Costs to respondent.
BISTLINE and JOHNSON, JJ., concur.
BOYLE, J., sat but did not participate.
I dissent to the majority's holding that "the district court correctly ruled that the portion of appellant's civil service benefits representing his years of service in the military are divisible military retirement benefits under I.C. § 32-713A." Ante at 108. The language of I.C. § 32-713A clearly indicates that it was intended to apply only to a division of military retirement benefits.
Idaho case law has firmly established that the clearly expressed intent of the legislature must be given effect, and rules of statutory construction are not applicable when the language of a statute is unambiguous. Sherwood v. Carter, 119 Idaho 246, 254, 805 P.2d 452 (1991); Ottesen ex rel. Edwards v. Board of Comm'rs of Madison County, 107 Idaho 1099, 695 P.2d 1238 (1985). When construing a statute, this Court must give its words their plain, usual and ordinary meaning. Sherwood v. Carter, supra; Walker v. Hensley Trucking, 107 Idaho 572, 691 P.2d 1187 (1984).
I.C. § 32-713A provided a means for modifying a judgment and decree of divorce so as to divide "military retirement benefits payable on or after February 1, 1983." Because this statutory language is not ambiguous, we should give the language its plain, usual and ordinary meaning and limit application of the statute to a subsequent division of "military retirement benefits." Sherwood v. Carter, supra.
Accordingly, application of I.C. § 32-713A is inappropriate under the facts of this case. The record clearly demonstrates that Mr. Leatherman surrendered his entire military retirement benefit in September, 1982, and as a result he became ineligible to receive military pension benefits at any time in the future. Mr. Leatherman had no military pension benefits payable after February 1, 1983. Thus, any military retirement benefits to which he might have been entitled in the past were not available for division in a modification proceeding.

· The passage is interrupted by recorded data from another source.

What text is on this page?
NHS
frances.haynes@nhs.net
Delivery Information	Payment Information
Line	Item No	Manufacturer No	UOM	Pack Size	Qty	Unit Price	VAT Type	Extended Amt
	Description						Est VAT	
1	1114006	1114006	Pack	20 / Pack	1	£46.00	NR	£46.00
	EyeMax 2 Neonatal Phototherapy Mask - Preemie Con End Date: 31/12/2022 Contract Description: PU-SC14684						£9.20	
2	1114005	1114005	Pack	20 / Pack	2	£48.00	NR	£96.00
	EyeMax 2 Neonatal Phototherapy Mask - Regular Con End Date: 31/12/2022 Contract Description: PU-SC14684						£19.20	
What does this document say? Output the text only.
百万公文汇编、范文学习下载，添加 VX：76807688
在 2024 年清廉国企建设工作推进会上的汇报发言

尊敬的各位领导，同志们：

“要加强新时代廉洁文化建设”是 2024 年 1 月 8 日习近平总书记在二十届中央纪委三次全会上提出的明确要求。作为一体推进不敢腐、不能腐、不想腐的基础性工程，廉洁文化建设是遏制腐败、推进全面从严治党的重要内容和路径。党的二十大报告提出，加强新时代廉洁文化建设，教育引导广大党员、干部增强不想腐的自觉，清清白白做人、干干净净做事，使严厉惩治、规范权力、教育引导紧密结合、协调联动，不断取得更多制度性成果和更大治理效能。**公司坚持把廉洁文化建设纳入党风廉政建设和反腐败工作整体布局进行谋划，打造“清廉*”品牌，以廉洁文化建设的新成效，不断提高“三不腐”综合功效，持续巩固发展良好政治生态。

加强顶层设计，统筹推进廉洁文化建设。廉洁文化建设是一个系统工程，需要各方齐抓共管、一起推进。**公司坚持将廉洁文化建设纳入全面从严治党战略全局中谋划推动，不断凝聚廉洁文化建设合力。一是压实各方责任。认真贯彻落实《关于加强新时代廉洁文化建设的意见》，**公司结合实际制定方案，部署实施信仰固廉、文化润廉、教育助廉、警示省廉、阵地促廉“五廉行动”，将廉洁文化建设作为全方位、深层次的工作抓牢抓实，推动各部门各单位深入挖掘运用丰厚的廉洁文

Furthermore, Mr. Leatherman's existing civil service annuity clearly does not come within the terms of I.C. § 32-713A. I.C. § 32-713A is expressly limited to military retirement benefits and makes no mention of veteran disability benefits, civil service or other pensions or annuities. Similarly, I.C. § 32-713A does not address credit for time served in the military for purposes of determining a civil service annuity, nor does it provide for tracing of transferred military retirement benefits to other retirement plans. To the contrary, the statute is expressly limited to "military retirement benefits payable on or after February 1, 1983." Had the legislature intended a broader scope, it would not have included in I.C. § 32-713A such narrow language referring only to military retirement benefits.
Accordingly, I.C. § 32-713A is inapplicable to this case, as it provides no basis for dividing Mr. Leatherman's present civil service annuity. The majority errs by holding otherwise.